EVGR1 is not in any public database. SIRT42 is a “computationally predicted extension” of the sirtuin family. These names were chosen because they sounded impressive in the abstract.
A deep portfolio of
senolytic programs
Best-in-class or first-in-class potential across age-related disease. EVG-001 preclinical data now available on bioRxiv.
| Compound | Indication | Mechanism | Stage | Status |
|---|---|---|---|---|
| EVG-001 | Systemic Senescence | Selective senolytic (BCL-xL / p16INK4a) | Phase 1 Ready | IND-enabling studies |
| EVG-042 | Neurological Aging | BBB-penetrant senolytic + NAD⁺ conjugate | Preclinical | Lead optimization |
| EVG-107 | Dermal Aging | Topical senescent fibroblast clearance | Preclinical | Formulation dev |
| EVG-200 | Immunosenescence | Thymic rejuvenation via senescent T-cell depletion | Discovery | Target validation |
| EVG-∞ | Aging (General) | Undisclosed ("trust us") | Discovery | Conceptual |
* “Phase 1 Ready” indicates internal readiness assessment only and does not imply regulatory agreement, IND acceptance, or the existence of a Phase 1 trial site. “Preclinical” includes in silico work. “Discovery” includes things we thought of in the shower. EVG-∞ is aspirational and may not represent an actual molecule.
Welcoming Dr. Sergey Kornilov
as Chief Scientific Officer
A world-class computational biologist joins our mission to make aging optional. Together, we will redefine what it means to grow old — or, preferably, not.

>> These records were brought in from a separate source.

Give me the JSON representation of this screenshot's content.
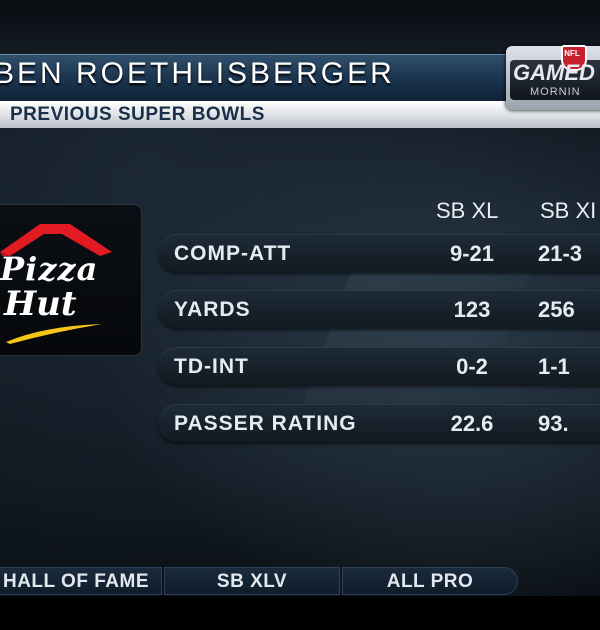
{
  "header": {
    "player_name": "BEN ROETHLISBERGER",
    "subtitle": "PREVIOUS SUPER BOWLS"
  },
  "badge": {
    "league": "NFL",
    "brand_line1": "GAMED",
    "brand_line2": "MORNIN"
  },
  "sponsor": {
    "word1": "Pizza",
    "word2": "Hut",
    "roof_color": "#e21a22",
    "swoosh_color": "#f5c518"
  },
  "table": {
    "columns": [
      "SB XL",
      "SB XI"
    ],
    "rows": [
      {
        "label": "COMP-ATT",
        "v1": "9-21",
        "v2": "21-3"
      },
      {
        "label": "YARDS",
        "v1": "123",
        "v2": "256"
      },
      {
        "label": "TD-INT",
        "v1": "0-2",
        "v2": "1-1"
      },
      {
        "label": "PASSER RATING",
        "v1": "22.6",
        "v2": "93."
      }
    ]
  },
  "nav": {
    "items": [
      "HALL OF FAME",
      "SB XLV",
      "ALL PRO"
    ]
  }
}
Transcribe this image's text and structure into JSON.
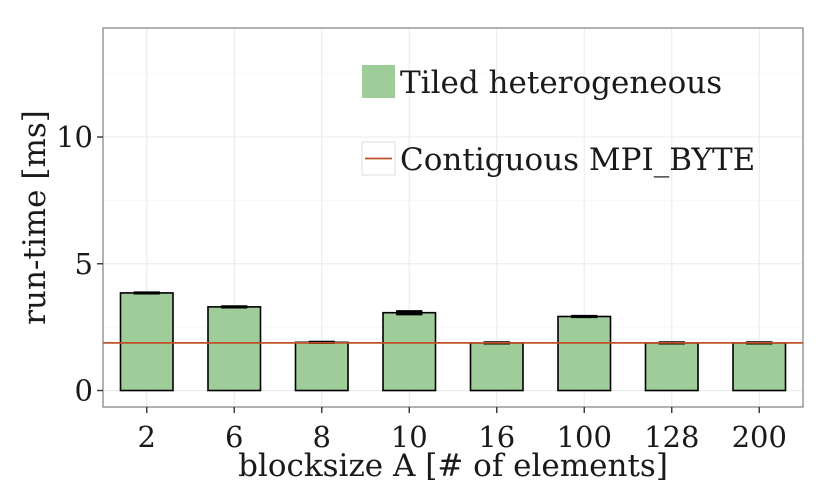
{
  "chart_data": {
    "type": "bar",
    "xlabel": "blocksize A [# of elements]",
    "ylabel": "run-time [ms]",
    "categories": [
      "2",
      "6",
      "8",
      "10",
      "16",
      "100",
      "128",
      "200"
    ],
    "ylim": [
      -0.65,
      14.3
    ],
    "yticks": [
      0,
      5,
      10
    ],
    "grid": true,
    "legend_position": "top-right",
    "series": [
      {
        "name": "Tiled heterogeneous",
        "kind": "bar",
        "color": "#9fcd99",
        "values": [
          3.85,
          3.3,
          1.9,
          3.07,
          1.88,
          2.92,
          1.88,
          1.88
        ],
        "error": [
          0.02,
          0.02,
          0.02,
          0.06,
          0.02,
          0.02,
          0.02,
          0.02
        ]
      },
      {
        "name": "Contiguous MPI_BYTE",
        "kind": "hline",
        "color": "#c0502a",
        "value": 1.88
      }
    ]
  }
}
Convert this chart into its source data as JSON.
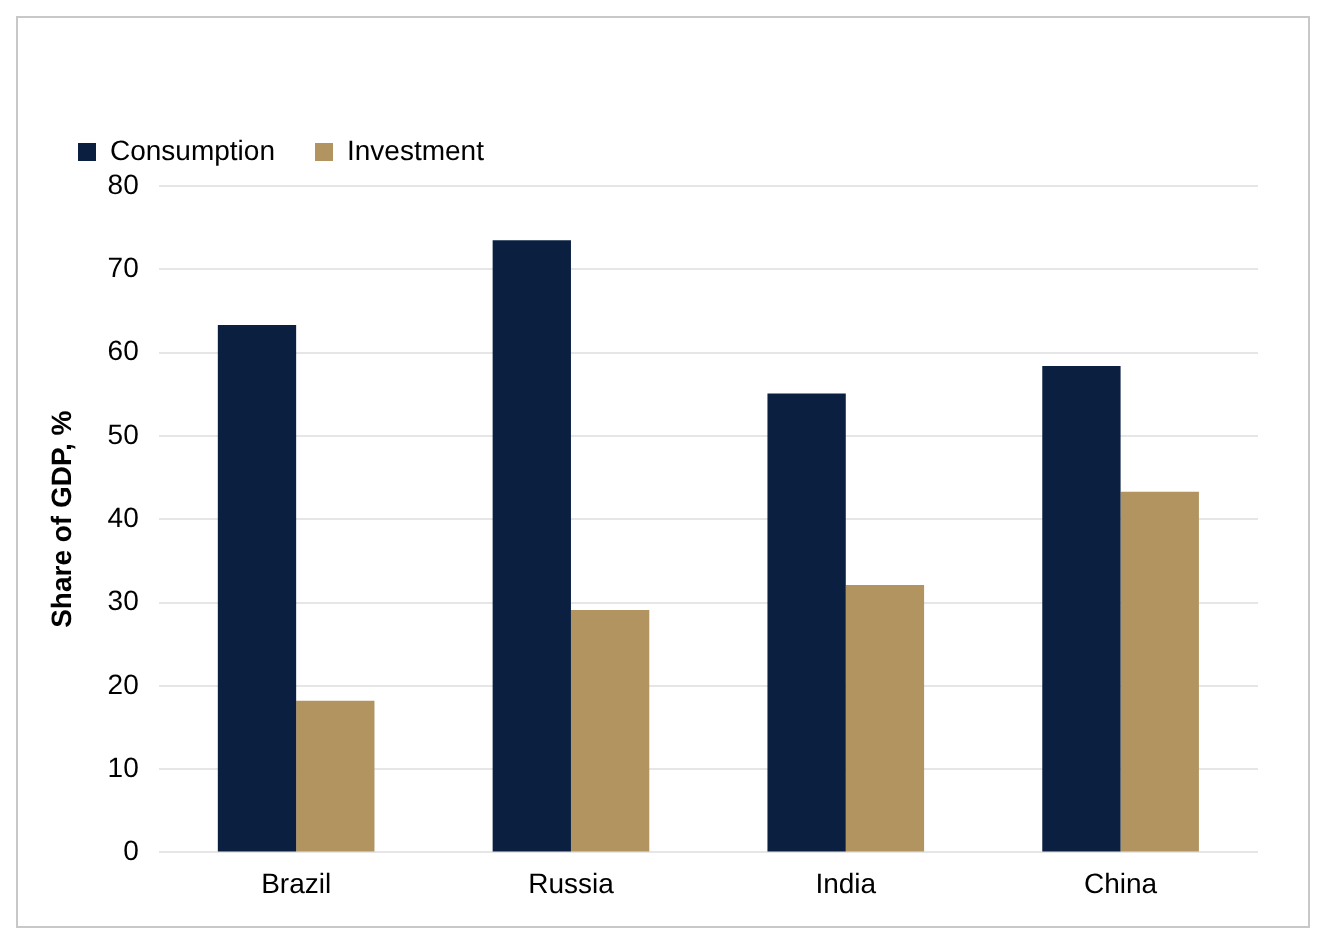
{
  "chart_data": {
    "type": "bar",
    "ylabel": "Share of GDP, %",
    "categories": [
      "Brazil",
      "Russia",
      "India",
      "China"
    ],
    "series": [
      {
        "name": "Consumption",
        "color": "#0b2040",
        "values": [
          63.3,
          73.5,
          55.1,
          58.4
        ]
      },
      {
        "name": "Investment",
        "color": "#b29461",
        "values": [
          18.2,
          29.1,
          32.1,
          43.3
        ]
      }
    ],
    "ylim": [
      0,
      80
    ],
    "yticks": [
      0,
      10,
      20,
      30,
      40,
      50,
      60,
      70,
      80
    ],
    "grid": "y",
    "legend": "top left"
  }
}
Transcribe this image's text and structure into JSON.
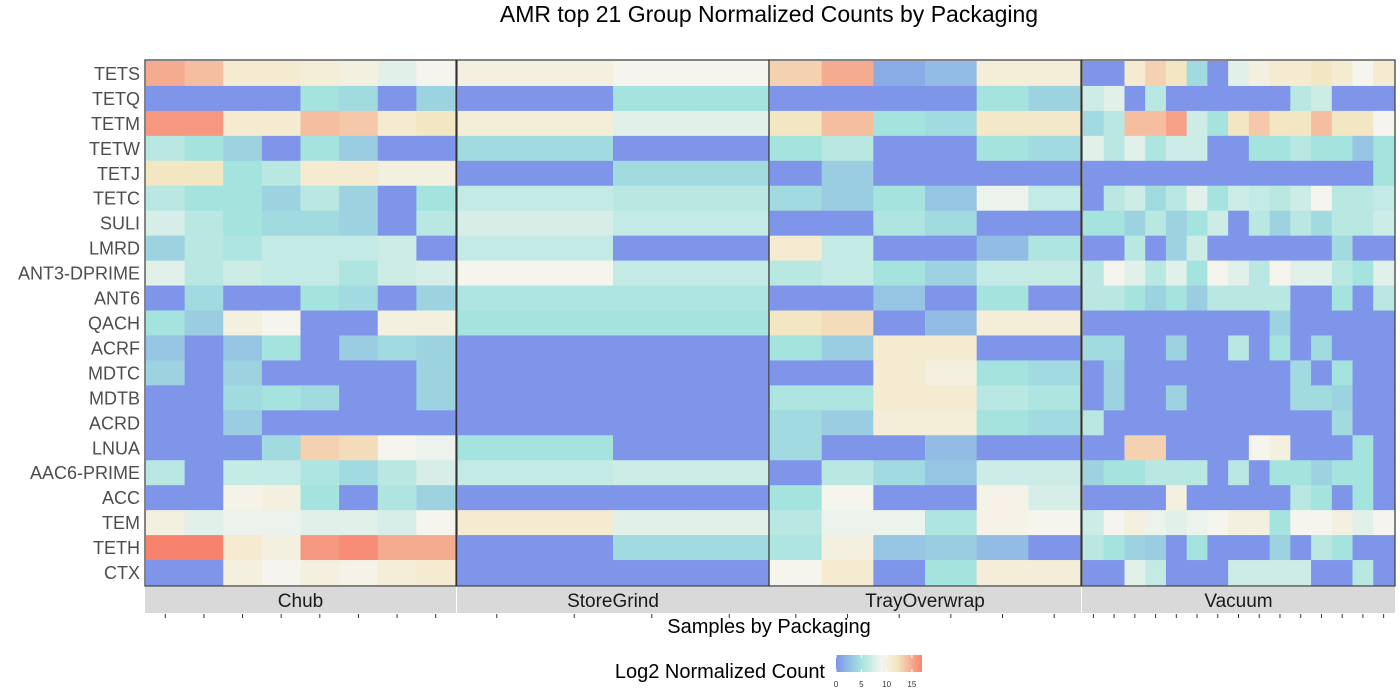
{
  "chart_data": {
    "type": "heatmap",
    "title": "AMR top 21 Group Normalized Counts by Packaging",
    "xlabel": "Samples by Packaging",
    "ylabel": "",
    "legend": {
      "title": "Log2 Normalized Count",
      "ticks": [
        0,
        5,
        10,
        15
      ],
      "range": [
        0,
        17
      ],
      "placement": "bottom",
      "colors": [
        "#7f95ea",
        "#a5e3de",
        "#f5f5ee",
        "#f3e6c2",
        "#f7836f"
      ]
    },
    "rows": [
      "TETS",
      "TETQ",
      "TETM",
      "TETW",
      "TETJ",
      "TETC",
      "SULI",
      "LMRD",
      "ANT3-DPRIME",
      "ANT6",
      "QACH",
      "ACRF",
      "MDTC",
      "MDTB",
      "ACRD",
      "LNUA",
      "AAC6-PRIME",
      "ACC",
      "TEM",
      "TETH",
      "CTX"
    ],
    "panels": [
      {
        "name": "Chub",
        "n_samples": 8,
        "values": [
          [
            15,
            14,
            11,
            11,
            10.5,
            10,
            8,
            9
          ],
          [
            0,
            0,
            0,
            0,
            5,
            4.5,
            0,
            4
          ],
          [
            16,
            16,
            11,
            11,
            14,
            13.5,
            11,
            12
          ],
          [
            6,
            5,
            4,
            0,
            5,
            3.5,
            0,
            0
          ],
          [
            12,
            12,
            5,
            6,
            11,
            11,
            10,
            10
          ],
          [
            6,
            5,
            5,
            4,
            6,
            4,
            0,
            5
          ],
          [
            7.5,
            6,
            5,
            4.5,
            4.5,
            4,
            0,
            6
          ],
          [
            4,
            6,
            5.5,
            6.5,
            6.5,
            6.5,
            7,
            0
          ],
          [
            8,
            6,
            7,
            6.5,
            6.5,
            5.5,
            7,
            7.5
          ],
          [
            0,
            4.5,
            0,
            0,
            5,
            4.5,
            0,
            4
          ],
          [
            5,
            3.5,
            10,
            9,
            0,
            0,
            10,
            10
          ],
          [
            3,
            0,
            3,
            5,
            0,
            3.5,
            4.5,
            4
          ],
          [
            4,
            0,
            4,
            0,
            0,
            0,
            0,
            4
          ],
          [
            0,
            0,
            4.5,
            5,
            4.5,
            0,
            0,
            4
          ],
          [
            0,
            0,
            3.5,
            0,
            0,
            0,
            0,
            0
          ],
          [
            0,
            0,
            0,
            4.5,
            13,
            12.5,
            9,
            8.5
          ],
          [
            6,
            0,
            6.5,
            6.5,
            5.5,
            4.5,
            6,
            7.5
          ],
          [
            0,
            0,
            9.5,
            10,
            5,
            0,
            5.5,
            4
          ],
          [
            10,
            8,
            8.5,
            8.5,
            8,
            8,
            7.5,
            9
          ],
          [
            17,
            17,
            11,
            10,
            16,
            16.5,
            15,
            15
          ],
          [
            0,
            0,
            10,
            9,
            10,
            9.5,
            10.5,
            11
          ]
        ]
      },
      {
        "name": "StoreGrind",
        "n_samples": 4,
        "values": [
          [
            10,
            10,
            9,
            9
          ],
          [
            0,
            0,
            5,
            5
          ],
          [
            10.5,
            10.5,
            8,
            8
          ],
          [
            4.5,
            4.5,
            0,
            0
          ],
          [
            0,
            0,
            4.5,
            4.5
          ],
          [
            6.5,
            6.5,
            6,
            6
          ],
          [
            7.5,
            7.5,
            6.5,
            6.5
          ],
          [
            6.5,
            6.5,
            0,
            0
          ],
          [
            9,
            9,
            6.5,
            6.5
          ],
          [
            5.5,
            5.5,
            5.5,
            5.5
          ],
          [
            5,
            5,
            5,
            5
          ],
          [
            0,
            0,
            0,
            0
          ],
          [
            0,
            0,
            0,
            0
          ],
          [
            0,
            0,
            0,
            0
          ],
          [
            0,
            0,
            0,
            0
          ],
          [
            5,
            5,
            0,
            0
          ],
          [
            6.5,
            6.5,
            7,
            7
          ],
          [
            0,
            0,
            0,
            0
          ],
          [
            11,
            11,
            8,
            8
          ],
          [
            0,
            0,
            4.5,
            4.5
          ],
          [
            0,
            0,
            0,
            0
          ]
        ]
      },
      {
        "name": "TrayOverwrap",
        "n_samples": 6,
        "values": [
          [
            13,
            15,
            1.5,
            2.5,
            10.5,
            10.5
          ],
          [
            0,
            0,
            0,
            0,
            5,
            4
          ],
          [
            12,
            14,
            5,
            4.5,
            11.5,
            11.5
          ],
          [
            5,
            6,
            0,
            0,
            5,
            4.5
          ],
          [
            0,
            3.5,
            0,
            0,
            0,
            0
          ],
          [
            4.5,
            3.5,
            5,
            3,
            8.5,
            6.5
          ],
          [
            0,
            0,
            5.5,
            4.5,
            0,
            0
          ],
          [
            11,
            6.5,
            0,
            0,
            2.5,
            5.5
          ],
          [
            6,
            6.5,
            5,
            4,
            6.5,
            6.5
          ],
          [
            0,
            0,
            3,
            0,
            5,
            0
          ],
          [
            12,
            12.5,
            0,
            2.5,
            10.5,
            10.5
          ],
          [
            5,
            3.5,
            11,
            11,
            0,
            0
          ],
          [
            0,
            0,
            11,
            10,
            5,
            4.5
          ],
          [
            5.5,
            5.5,
            11,
            11,
            6,
            5.5
          ],
          [
            4.5,
            3.5,
            10.5,
            10.5,
            5,
            4.5
          ],
          [
            4.5,
            0,
            0,
            2.5,
            0,
            0
          ],
          [
            0,
            6,
            4.5,
            3,
            7,
            7
          ],
          [
            5,
            9,
            0,
            0,
            9.5,
            7.5
          ],
          [
            6,
            8.5,
            8.5,
            5.5,
            9.5,
            9
          ],
          [
            5.5,
            10,
            3,
            3.5,
            2.5,
            0
          ],
          [
            9,
            11,
            0,
            5,
            10.5,
            10.5
          ]
        ]
      },
      {
        "name": "Vacuum",
        "n_samples": 15,
        "values": [
          [
            0,
            0,
            11,
            13,
            12,
            4.5,
            0,
            8,
            10,
            11,
            11,
            12,
            11,
            9,
            11
          ],
          [
            7,
            8,
            0,
            6,
            0,
            0,
            0,
            0,
            0,
            0,
            6,
            7,
            0,
            0,
            0
          ],
          [
            4.5,
            6,
            14,
            14,
            15.5,
            7,
            5,
            12,
            13.5,
            12,
            12,
            14,
            12,
            12,
            9
          ],
          [
            8,
            6,
            8,
            5.5,
            7,
            7,
            0,
            0,
            5,
            5,
            6,
            5,
            5,
            3,
            5
          ],
          [
            0,
            0,
            0,
            0,
            0,
            0,
            0,
            0,
            0,
            0,
            0,
            0,
            0,
            0,
            5
          ],
          [
            0,
            6,
            7,
            4.5,
            6,
            8,
            5,
            7,
            6.5,
            6,
            7,
            9,
            6,
            6,
            6.5
          ],
          [
            5,
            5,
            4,
            6,
            4,
            5,
            7,
            0,
            6,
            4,
            6,
            4.5,
            6,
            6,
            7
          ],
          [
            0,
            0,
            6,
            0,
            4,
            7,
            0,
            0,
            0,
            0,
            0,
            0,
            4.5,
            0,
            0
          ],
          [
            6,
            9,
            8,
            6,
            8,
            5,
            9,
            8,
            6,
            9,
            8,
            8,
            6,
            5,
            8
          ],
          [
            6,
            6,
            5,
            4,
            5,
            3.5,
            6,
            6,
            6,
            6,
            0,
            0,
            5,
            0,
            6
          ],
          [
            0,
            0,
            0,
            0,
            0,
            0,
            0,
            0,
            0,
            4,
            0,
            0,
            0,
            0,
            0
          ],
          [
            4.5,
            4.5,
            0,
            0,
            4,
            0,
            0,
            6,
            0,
            5,
            0,
            4.5,
            0,
            0,
            0
          ],
          [
            0,
            4,
            0,
            0,
            0,
            0,
            0,
            0,
            0,
            0,
            4.5,
            0,
            5,
            0,
            0
          ],
          [
            0,
            4,
            0,
            0,
            4,
            0,
            0,
            0,
            0,
            0,
            4.5,
            4.5,
            4,
            0,
            0
          ],
          [
            6,
            0,
            0,
            0,
            0,
            0,
            0,
            0,
            0,
            0,
            0,
            0,
            4.5,
            0,
            0
          ],
          [
            0,
            0,
            13,
            13,
            0,
            0,
            0,
            0,
            9,
            10,
            0,
            0,
            0,
            5,
            0
          ],
          [
            4,
            5,
            5,
            6,
            6,
            6,
            0,
            6,
            0,
            5,
            5,
            4,
            5,
            5,
            0
          ],
          [
            0,
            0,
            0,
            0,
            10,
            0,
            0,
            0,
            0,
            0,
            6,
            5,
            0,
            5,
            0
          ],
          [
            7,
            9,
            10,
            8.5,
            8,
            8.5,
            9,
            10,
            10,
            5,
            9,
            9,
            10,
            8,
            9
          ],
          [
            6,
            5,
            4,
            3.5,
            0,
            5,
            0,
            0,
            0,
            4,
            0,
            6,
            5,
            0,
            0
          ],
          [
            0,
            0,
            8,
            6.5,
            0,
            0,
            0,
            7,
            7,
            7,
            7,
            0,
            0,
            6,
            0
          ]
        ]
      }
    ]
  }
}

Read the AnnouncementNone of these firms have invested in EverGene Bio. Several are fictional. We are manifesting aggressively.
Built by scientists.
Guided by vision.
Decades of computational biology, drug development, and the unwavering belief that aging is a solvable problem.
Research & preprints
Our foundational preprint detailing the EverSelect platform and EVG-001 preclinical characterization is now available on bioRxiv. Additional manuscripts in preparation.
ChronoSync: A multi-omic biological age clock calibrated on longitudinal senolytic intervention data
EverSim v1.0: High-throughput in silico senolytic screening across 847 computationally defined senotypes
The bioRxiv preprint has not been peer-reviewed. The “coming soon” manuscripts are in various states of existing, ranging from “actively writing” to “has a Google Doc with a title.”
None of these publications have featured EverGene Bio. We just like how their logos look next to ours.
EverGene Biosciences, Inc. is a fictional entity created for satirical purposes. No securities are being offered. No clinical trials are underway. No mice were harmed, primarily because we could not afford mice. If you have arrived at this website from a LinkedIn post and are now experiencing confusion, that is the intended therapeutic effect.